An Aimless, Wandering Affair With Not Much Punch
To Kill a Mockingbird is almost universally hailed as the greatest American novel ever written for a reason. After waiting so many decades for something more from Harper Lee, it is difficult not to allow one’s expectations to rev into high gear. Go Set a Watchman falls short of such expectations. One would say it isn’t fair to compare Watchman to Mockingbird. But some comparison must be made as Watchman is a sequel to Harper’s timeless novel and is driven by the same characters.
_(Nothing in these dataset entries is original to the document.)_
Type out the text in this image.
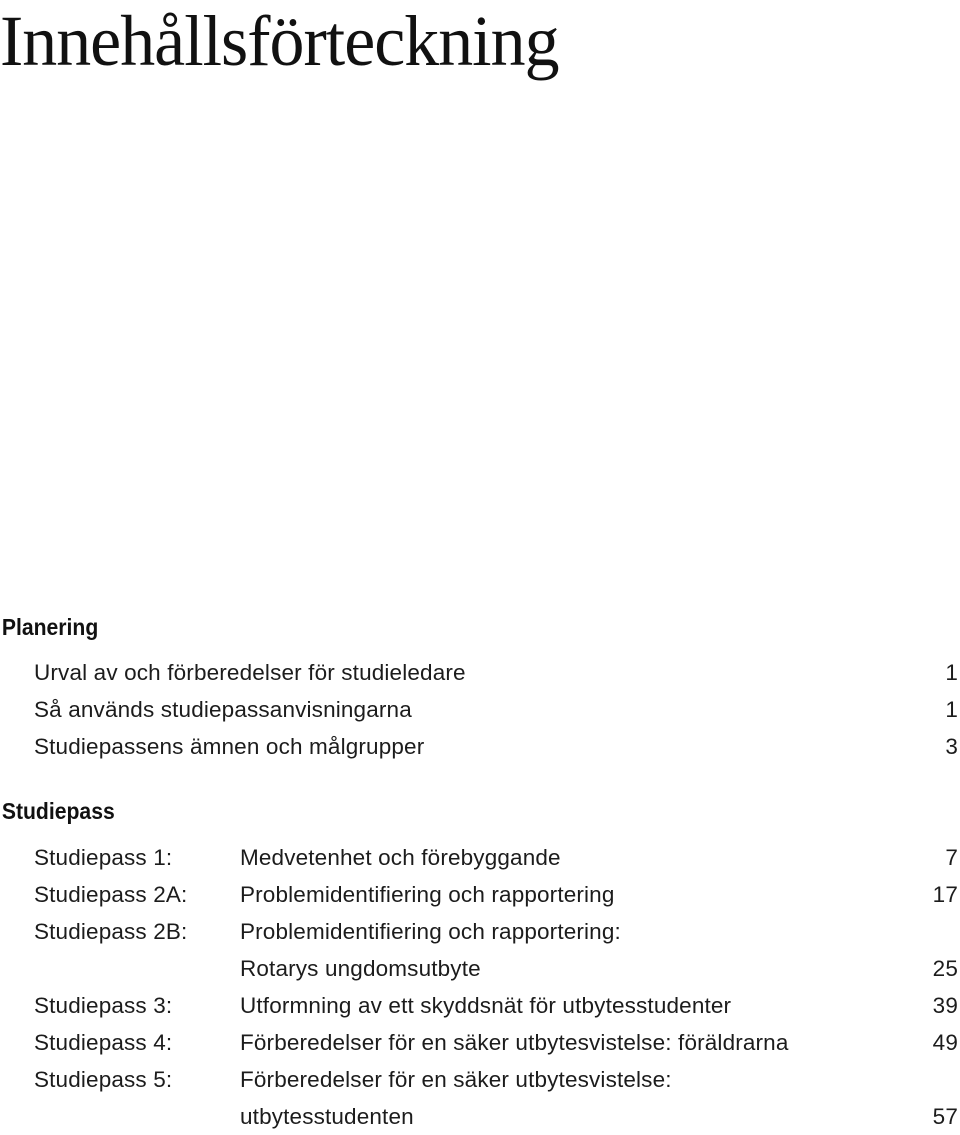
Innehållsförteckning
Planering
Urval av och förberedelser för studieledare	1
Så används studiepassanvisningarna	1
Studiepassens ämnen och målgrupper	3
Studiepass
Studiepass 1:	Medvetenhet och förebyggande	7
Studiepass 2A: Problemidentifiering och rapportering	17
Studiepass 2B: Problemidentifiering och rapportering:
Rotarys ungdomsutbyte	25
Studiepass 3:	Utformning av ett skyddsnät för utbytesstudenter	39
Studiepass 4:	Förberedelser för en säker utbytesvistelse: föräldrarna	49
Studiepass 5:	Förberedelser för en säker utbytesvistelse:
utbytesstudenten	57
Complicated issues viewed through the innocent eyes of Scout as a child made To Kill a Mockingbird great. In Go Set a Watchman, Scout is all grown up. Hence, her lack of childhood innocence automatically causes this novel’s voice to become less impactful. Also, much of the issue at hand in Watchman, racism to be precise, seems a bit behind the times. Of course racism still exists. But the old school, black and white sentiments have become more subtle these days.
Go Set a Watchman becomes a wandering affair. Reading it is like getting on a boat with no steering mechanism, firing up the motor, and going out to sea. Harper takes her time to develop nothing in this novel.
Her prose is great. But what is great prose without a great story to tell? In summary, I recommend reading this novel for the sake of catching up on one of the greatest American authors in history. But don’t expect To Kill a Mockingbird. Set your expectations low and you might find a way to enjoy reading what is next for Scout and Atticus Finch.